Ces données pourraient facilement être traitées par des systèmes d’apprentissage automatique pour prédire comment les utilisateurs individuels vont agir, réagir et interagir dans un large éventail de circonstances au cours de leur vie quotidienne. La perspective que les plateformes de métavers puissent prédire avec précision ce que les utilisateurs feront avant qu’ils ne prennent une décision pourrait devenir une pratique courante dans un métavers non réglementé. Et comme les plateformes auront la capacité de modifier les environnements à des fins de persuasion, les profils pourraient être utilisés pour manipuler de manière préventive les comportements avec des résultats précis.

Pour ces raisons, les régulateurs et les décideurs politiques devraient envisager d’interdire aux plateformes de métavers de stocker des données comportementales dans le temps, empêchant ainsi les plateformes de générer des profils détaillés de leurs utilisateurs. En outre, les plateformes métavers ne devraient pas être autorisées à corréler les données émotionnelles avec les données comportementales, car cette corrélation leur permettrait de proposer des expériences modifiées à des fins promotionnelles qui ne se contentent pas de manipuler ce que les utilisateurs font dans les mondes immersifs, mais influencent également de manière prédictive ce qu’ils sont susceptibles de ressentir en le faisant.

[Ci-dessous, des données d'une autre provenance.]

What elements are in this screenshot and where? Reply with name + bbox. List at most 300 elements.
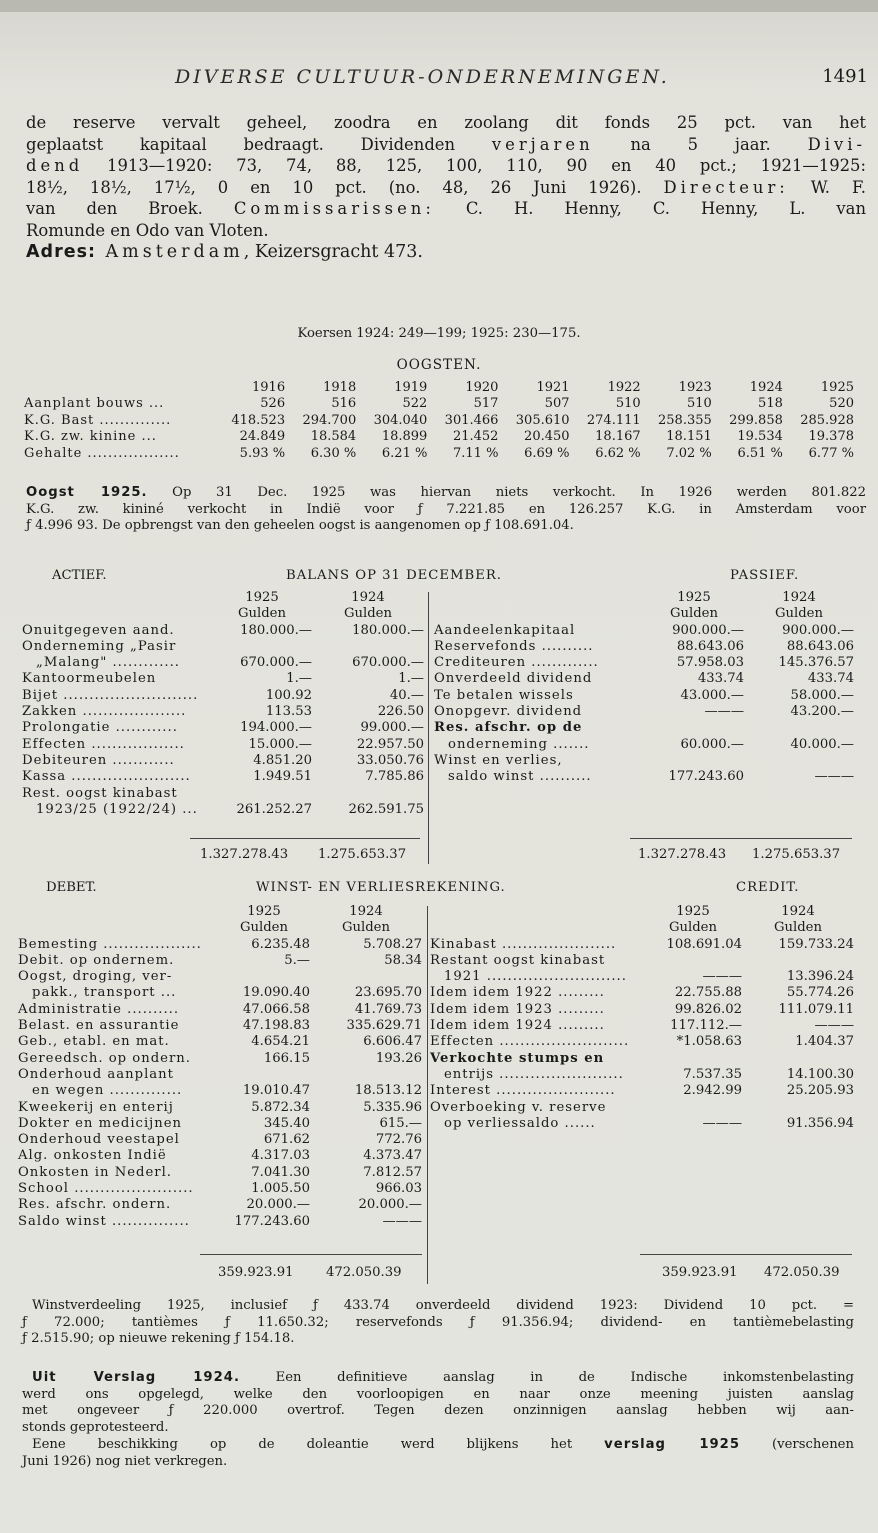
table-row	[434, 737, 854, 753]
value-cell: ———	[382, 1213, 422, 1229]
value-cell: 7.537.35	[683, 1066, 742, 1082]
year-cell: 1925	[820, 380, 854, 395]
text: (verschenen	[740, 1436, 854, 1452]
row-label: Restant oogst kinabast	[430, 952, 606, 968]
value-cell: 159.733.24	[778, 936, 854, 952]
value-cell	[310, 969, 422, 985]
row-label: Onderhoud veestapel	[18, 1132, 180, 1148]
row-label: Bemesting ...................	[18, 936, 202, 952]
year-row	[430, 904, 854, 920]
row-label: Kweekerij en enterij	[18, 1099, 174, 1115]
value-cell	[644, 753, 744, 769]
running-title: DIVERSE CULTUUR-ONDERNEMINGEN.	[175, 66, 670, 88]
table-row	[434, 688, 854, 704]
row-label: pakk., transport ...	[32, 985, 177, 1001]
value-cell	[218, 969, 310, 985]
paragraph-line: Juni 1926) nog niet verkregen.	[22, 1453, 228, 1469]
oogsten-years-row	[24, 380, 854, 396]
year-cell: 1925	[676, 904, 710, 919]
value-cell: 4.373.47	[363, 1148, 422, 1164]
year-cell: 1919	[394, 380, 428, 395]
intro-line-3	[26, 155, 866, 177]
value-cell	[644, 953, 742, 969]
year-cell: 1922	[607, 380, 641, 395]
row-label: K.G. zw. kinine ...	[24, 429, 157, 445]
unit-row	[430, 920, 854, 936]
value-cell	[312, 786, 424, 802]
value-cell: 113.53	[265, 704, 312, 720]
value-cell: 177.243.60	[234, 1213, 310, 1229]
row-label: Onkosten in Nederl.	[18, 1164, 172, 1180]
actief-heading: ACTIEF.	[52, 568, 107, 583]
table-row	[430, 1067, 854, 1083]
unit-cell: Gulden	[774, 920, 822, 936]
row-label: School .......................	[18, 1181, 194, 1197]
passief-total-1924: 1.275.653.37	[752, 847, 841, 862]
debet-table	[18, 904, 422, 1230]
table-row	[18, 985, 422, 1001]
value-cell: 670.000.—	[240, 655, 312, 671]
row-label: Res. afschr. op de	[434, 720, 583, 736]
table-row	[430, 1083, 854, 1099]
value-cell: 433.74	[807, 671, 854, 687]
value-cell: 615.—	[379, 1115, 422, 1131]
table-row	[18, 1181, 422, 1197]
value-cell: 117.112.—	[670, 1018, 742, 1034]
table-row	[22, 720, 424, 736]
unit-cell: Gulden	[669, 920, 717, 936]
value-cell	[212, 639, 312, 655]
value-cell: 177.243.60	[668, 769, 744, 785]
value-cell: 99.826.02	[674, 1001, 742, 1017]
scan-edge	[0, 0, 878, 12]
address-street: , Keizersgracht 473.	[243, 241, 423, 262]
table-row	[22, 769, 424, 785]
row-label: Aandeelenkapitaal	[434, 622, 576, 638]
text-spaced: dend	[26, 156, 84, 176]
value-cell: 301.466	[444, 412, 499, 428]
note-line	[26, 485, 866, 502]
value-cell: 520	[829, 396, 854, 412]
table-row	[18, 1083, 422, 1099]
unit-cell: Gulden	[670, 606, 718, 622]
empty-cell	[22, 606, 212, 622]
intro-paragraph	[26, 112, 866, 263]
row-label: Alg. onkosten Indië	[18, 1148, 167, 1164]
value-cell: 166.15	[263, 1050, 310, 1066]
value-cell: 55.774.26	[786, 985, 854, 1001]
value-cell: 7.041.30	[251, 1164, 310, 1180]
value-cell: 7.812.57	[363, 1164, 422, 1180]
winst-title: WINST- EN VERLIESREKENING.	[256, 880, 506, 895]
sum-rule	[640, 1254, 852, 1255]
table-row	[430, 1051, 854, 1067]
value-cell: 15.000.—	[248, 736, 312, 752]
table-row	[18, 1116, 422, 1132]
value-cell: 6.62 %	[595, 445, 641, 461]
note-line: K.G. zw. kininé verkocht in Indië voor ƒ 7.221.85 en 126.257 K.G. in Amsterdam voor	[26, 501, 866, 517]
text: W. F.	[788, 177, 867, 197]
page-number: 1491	[822, 66, 868, 87]
table-row	[18, 1148, 422, 1164]
oogsten-row	[24, 396, 854, 412]
year-cell: 1918	[323, 380, 357, 395]
value-cell: 6.606.47	[363, 1034, 422, 1050]
value-cell: 433.74	[697, 671, 744, 687]
oogsten-title: OOGSTEN.	[396, 357, 482, 373]
table-row	[430, 969, 854, 985]
address-line	[26, 242, 866, 264]
table-row	[434, 704, 854, 720]
value-cell: 145.376.57	[778, 655, 854, 671]
empty-cell	[430, 904, 644, 920]
row-label: Debiteuren ............	[22, 752, 175, 768]
unit-cell: Gulden	[238, 606, 286, 622]
row-label: Kantoormeubelen	[22, 671, 157, 687]
value-cell: 19.378	[808, 429, 854, 445]
intro-line-1: de reserve vervalt geheel, zoodra en zoolang dit fonds 25 pct. van het	[26, 113, 866, 132]
oogsten-row	[24, 446, 854, 462]
unit-cell: Gulden	[240, 920, 288, 936]
table-row	[18, 953, 422, 969]
table-row	[430, 1100, 854, 1116]
row-label: entrijs ........................	[444, 1066, 624, 1082]
value-cell: 7.785.86	[365, 769, 424, 785]
text: 18½, 18½, 17½, 0 en 10 pct. (no. 48, 26 Juni 1926).	[26, 177, 664, 197]
value-cell: 4.851.20	[253, 752, 312, 768]
row-label: Onopgevr. dividend	[434, 704, 583, 720]
value-cell: 6.51 %	[737, 445, 783, 461]
value-cell: 58.34	[384, 952, 422, 968]
paragraph-line	[22, 1370, 854, 1387]
value-cell: 4.317.03	[251, 1148, 310, 1164]
value-cell	[742, 1100, 854, 1116]
value-cell: 900.000.—	[782, 622, 854, 638]
year-cell: 1920	[465, 380, 499, 395]
intro-line-4	[26, 177, 866, 199]
text-spaced: verjaren	[491, 134, 594, 154]
unit-row	[18, 920, 422, 936]
value-cell: 21.452	[452, 429, 499, 445]
address-city: Amsterdam	[95, 241, 244, 262]
value-cell: 20.000.—	[246, 1197, 310, 1213]
year-cell: 1925	[247, 904, 281, 919]
text: van den Broek.	[26, 199, 234, 219]
unit-cell: Gulden	[342, 920, 390, 936]
verslag-label: Uit Verslag 1924.	[32, 1370, 240, 1385]
empty-cell	[22, 590, 212, 606]
balans-title: BALANS OP 31 DECEMBER.	[286, 568, 502, 583]
year-row	[22, 590, 424, 606]
year-cell: 1925	[677, 590, 711, 605]
value-cell	[644, 720, 744, 736]
value-cell: 510	[686, 396, 712, 412]
row-label: Rest. oogst kinabast	[22, 785, 178, 801]
debet-total-1925: 359.923.91	[218, 1265, 294, 1280]
value-cell: 670.000.—	[352, 655, 424, 671]
table-row	[22, 802, 424, 818]
value-cell: 18.513.12	[354, 1083, 422, 1099]
value-cell: 88.643.06	[786, 638, 854, 654]
value-cell	[744, 753, 854, 769]
intro-line-2	[26, 134, 866, 156]
column-divider	[428, 592, 429, 864]
value-cell: 4.654.21	[251, 1034, 310, 1050]
value-cell: 522	[402, 396, 428, 412]
row-label: Onuitgegeven aand.	[22, 622, 175, 638]
row-label: Overboeking v. reserve	[430, 1099, 607, 1115]
text-spaced: Commissarissen:	[233, 199, 435, 219]
value-cell: 1.—	[286, 671, 312, 687]
value-cell: 47.198.83	[242, 1018, 310, 1034]
table-row	[18, 1034, 422, 1050]
value-cell: 111.079.11	[778, 1001, 854, 1017]
table-row	[22, 671, 424, 687]
value-cell: 5.93 %	[239, 445, 286, 461]
value-cell: ———	[814, 769, 854, 785]
year-cell: 1924	[351, 590, 385, 605]
value-cell: ———	[702, 969, 742, 985]
value-cell: 13.396.24	[786, 969, 854, 985]
value-cell: 25.205.93	[786, 1083, 854, 1099]
row-label: Onverdeeld dividend	[434, 671, 593, 687]
passief-heading: PASSIEF.	[730, 568, 800, 583]
table-row	[18, 1002, 422, 1018]
value-cell: 18.899	[381, 429, 428, 445]
value-cell	[644, 1051, 742, 1067]
value-cell: 100.92	[265, 687, 312, 703]
value-cell	[742, 953, 854, 969]
page-header	[0, 62, 878, 92]
value-cell: 418.523	[231, 412, 286, 428]
paragraph-line: stonds geprotesteerd.	[22, 1420, 169, 1436]
passief-table	[434, 590, 854, 786]
winstverdeeling-paragraph	[22, 1298, 854, 1348]
value-cell: 262.591.75	[348, 801, 424, 817]
debet-total-1924: 472.050.39	[326, 1265, 402, 1280]
year-cell: 1924	[749, 380, 783, 395]
row-label: „Malang" .............	[36, 655, 180, 671]
value-cell	[310, 1067, 422, 1083]
column-divider	[427, 906, 428, 1284]
note-line: ƒ 4.996 93. De opbrengst van den geheelen oogst is aangenomen op ƒ 108.691.04.	[26, 518, 574, 533]
row-label: Dokter en medicijnen	[18, 1115, 183, 1131]
value-cell: 966.03	[375, 1181, 422, 1197]
text: Op 31 Dec. 1925 was hiervan niets verkocht. In 1926 werden 801.822	[147, 485, 866, 500]
row-label: Effecten .........................	[430, 1034, 630, 1050]
row-label: Idem idem 1923 .........	[430, 1001, 605, 1017]
table-row	[18, 1018, 422, 1034]
value-cell: 526	[260, 396, 286, 412]
value-cell	[644, 1100, 742, 1116]
value-cell: 18.167	[595, 429, 641, 445]
table-row	[22, 655, 424, 671]
unit-row	[22, 606, 424, 622]
value-cell: 194.000.—	[240, 720, 312, 736]
value-cell: 5.872.34	[251, 1099, 310, 1115]
value-cell: 20.000.—	[358, 1197, 422, 1213]
row-label: en wegen ..............	[32, 1083, 183, 1099]
value-cell: 5.—	[284, 952, 310, 968]
row-label: Prolongatie ............	[22, 720, 178, 736]
value-cell: 335.629.71	[346, 1018, 422, 1034]
credit-table	[430, 904, 854, 1132]
table-row	[434, 655, 854, 671]
value-cell: 18.151	[666, 429, 712, 445]
value-cell: 19.010.47	[242, 1083, 310, 1099]
value-cell: 180.000.—	[352, 622, 424, 638]
value-cell: 2.942.99	[683, 1083, 742, 1099]
row-label: Res. afschr. ondern.	[18, 1197, 172, 1213]
paragraph-line: ƒ 2.515.90; op nieuwe rekening ƒ 154.18.	[22, 1331, 295, 1346]
value-cell: 108.691.04	[666, 936, 742, 952]
verslag-paragraph	[22, 1370, 854, 1470]
debet-heading: DEBET.	[46, 880, 97, 895]
row-label: Winst en verlies,	[434, 752, 563, 768]
value-cell: 274.111	[586, 412, 641, 428]
value-cell: 6.69 %	[524, 445, 570, 461]
value-cell: 6.21 %	[381, 445, 428, 461]
year-row	[434, 590, 854, 606]
year-cell: 1924	[781, 904, 815, 919]
text-spaced: Directeur:	[663, 177, 789, 197]
table-row	[18, 1100, 422, 1116]
actief-total-1924: 1.275.653.37	[318, 847, 407, 862]
value-cell: 20.450	[524, 429, 570, 445]
value-cell: 772.76	[375, 1132, 422, 1148]
value-cell: 507	[544, 396, 570, 412]
table-row	[434, 671, 854, 687]
value-cell: 41.769.73	[354, 1001, 422, 1017]
table-row	[430, 1116, 854, 1132]
credit-heading: CREDIT.	[736, 880, 800, 895]
sum-rule	[200, 1254, 422, 1255]
year-row	[18, 904, 422, 920]
oogsten-row	[24, 429, 854, 445]
value-cell: 58.000.—	[790, 687, 854, 703]
table-row	[434, 623, 854, 639]
row-label: K.G. Bast ..............	[24, 412, 172, 428]
year-cell: 1916	[252, 380, 286, 395]
year-cell: 1923	[678, 380, 712, 395]
table-row	[18, 1051, 422, 1067]
row-label: Geb., etabl. en mat.	[18, 1034, 170, 1050]
value-cell: 1.949.51	[253, 769, 312, 785]
value-cell: 1.005.50	[251, 1181, 310, 1197]
row-label: Gehalte ..................	[24, 445, 180, 461]
table-row	[430, 953, 854, 969]
value-cell: 23.695.70	[354, 985, 422, 1001]
oogsten-row	[24, 413, 854, 429]
value-cell: 5.335.96	[363, 1099, 422, 1115]
value-cell: 900.000.—	[672, 622, 744, 638]
value-cell: 261.252.27	[236, 801, 312, 817]
sum-rule	[630, 838, 852, 839]
table-row	[18, 969, 422, 985]
unit-cell: Gulden	[344, 606, 392, 622]
table-row	[18, 937, 422, 953]
table-row	[430, 1034, 854, 1050]
value-cell: 7.02 %	[666, 445, 712, 461]
row-label: Reservefonds ..........	[434, 638, 594, 654]
table-row	[434, 753, 854, 769]
row-label: op verliessaldo ......	[444, 1115, 596, 1131]
value-cell: *1.058.63	[676, 1034, 742, 1050]
value-cell	[212, 786, 312, 802]
value-cell: 510	[615, 396, 641, 412]
row-label: Crediteuren .............	[434, 655, 599, 671]
value-cell: ———	[704, 704, 744, 720]
row-label: 1921 ...........................	[444, 969, 627, 985]
row-label: Idem idem 1924 .........	[430, 1018, 605, 1034]
intro-line-5	[26, 198, 866, 220]
credit-total-1925: 359.923.91	[662, 1265, 738, 1280]
credit-total-1924: 472.050.39	[764, 1265, 840, 1280]
sum-rule	[190, 838, 420, 839]
row-label: Zakken ....................	[22, 704, 187, 720]
value-cell: 5.708.27	[363, 936, 422, 952]
value-cell: 60.000.—	[680, 736, 744, 752]
table-row	[434, 720, 854, 736]
row-label: Effecten ..................	[22, 736, 185, 752]
row-label: Idem idem 1922 .........	[430, 985, 605, 1001]
table-row	[18, 1214, 422, 1230]
value-cell: 6.30 %	[310, 445, 357, 461]
table-row	[434, 769, 854, 785]
value-cell: 285.928	[800, 412, 854, 428]
table-row	[430, 985, 854, 1001]
paragraph-line: Winstverdeeling 1925, inclusief ƒ 433.74 onverdeeld dividend 1923: Dividend 10 pct. =	[32, 1298, 854, 1313]
value-cell: 19.090.40	[242, 985, 310, 1001]
value-cell: 6.77 %	[808, 445, 854, 461]
value-cell	[744, 720, 854, 736]
oogsten-table	[24, 380, 854, 462]
value-cell: 43.000.—	[680, 687, 744, 703]
value-cell: ———	[814, 1018, 854, 1034]
text: geplaatst kapitaal bedraagt. Dividenden	[26, 134, 492, 154]
value-cell	[742, 1051, 854, 1067]
row-label: Te betalen wissels	[434, 687, 574, 703]
value-cell: 22.957.50	[356, 736, 424, 752]
oogst-1925-note	[26, 485, 866, 535]
actief-total-1925: 1.327.278.43	[200, 847, 289, 862]
value-cell: 57.958.03	[676, 655, 744, 671]
value-cell: 1.404.37	[795, 1034, 854, 1050]
value-cell: 294.700	[302, 412, 357, 428]
row-label: Kassa .......................	[22, 769, 191, 785]
value-cell: 193.26	[375, 1050, 422, 1066]
intro-line-6: Romunde en Odo van Vloten.	[26, 220, 269, 240]
row-label: Aanplant bouws ...	[24, 396, 165, 412]
row-label: Onderhoud aanplant	[18, 1066, 174, 1082]
table-row	[22, 786, 424, 802]
table-row	[18, 1067, 422, 1083]
empty-cell	[434, 590, 644, 606]
paragraph-line: werd ons opgelegd, welke den voorloopigen en naar onze meening juisten aanslag	[22, 1386, 854, 1402]
table-row	[22, 753, 424, 769]
row-label: Verkochte stumps en	[430, 1050, 605, 1066]
table-row	[22, 704, 424, 720]
table-row	[430, 1002, 854, 1018]
value-cell: 33.050.76	[356, 752, 424, 768]
row-label: Saldo winst ...............	[18, 1213, 190, 1229]
unit-row	[434, 606, 854, 622]
paragraph-line: ƒ 72.000; tantièmes ƒ 11.650.32; reservefonds ƒ 91.356.94; dividend- en tantièmebelasting	[22, 1314, 854, 1330]
year-cell: 1924	[782, 590, 816, 605]
value-cell: 6.235.48	[251, 936, 310, 952]
value-cell: 88.643.06	[676, 638, 744, 654]
value-cell: 516	[331, 396, 357, 412]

Les droits immersifs sont nécessaires et urgents
Les métavers auront un impact majeur sur notre société. Si de nombreux effets seront positifs, nous devons protéger les consommateurs contre les dangers potentiels. Les dangers les plus insidieux sont probablement ceux qui impliquent des expériences modifiées par la promotion, car ces tactiques pourraient donner aux plateformes métavers des pouvoirs prédateurs pour influencer leurs utilisateurs.

Il y a trente ans, alors que j’étais un jeune chercheur, j’ai étudié pour la première fois le potentiel de la réalité augmentée, en menant des expériences pour démontrer la valeur de « l’embellissement de la réalité perceptuelle de l’utilisateur ». À l’époque, je croyais fermement que la RA serait une force du bien, améliorant tout, des procédures chirurgicales aux expériences éducatives. Je crois toujours à ce potentiel. Mais la capacité d’embellir la réalité par la RA ou de la modifier par la RV est un pouvoir profond qui peut également être utilisé pour manipuler les populations.

Pour faire face à ces risques, les responsables politiques doivent envisager des restrictions sur les plateformes métavers qui garantissent les droits fondamentaux dans les mondes immersifs. Au minimum, chaque individu devrait avoir le droit de mener sa vie quotidienne sans faire l’objet d’un profilage émotionnel ou comportemental. Chaque individu devrait également avoir le droit de faire confiance à l’authenticité de ses expériences sans craindre que des tiers injectent secrètement du contenu promotionnel ciblé dans son environnement. Ces droits sont nécessaires et urgents, sinon le métavers ne sera plus un lieu de confiance pour personne.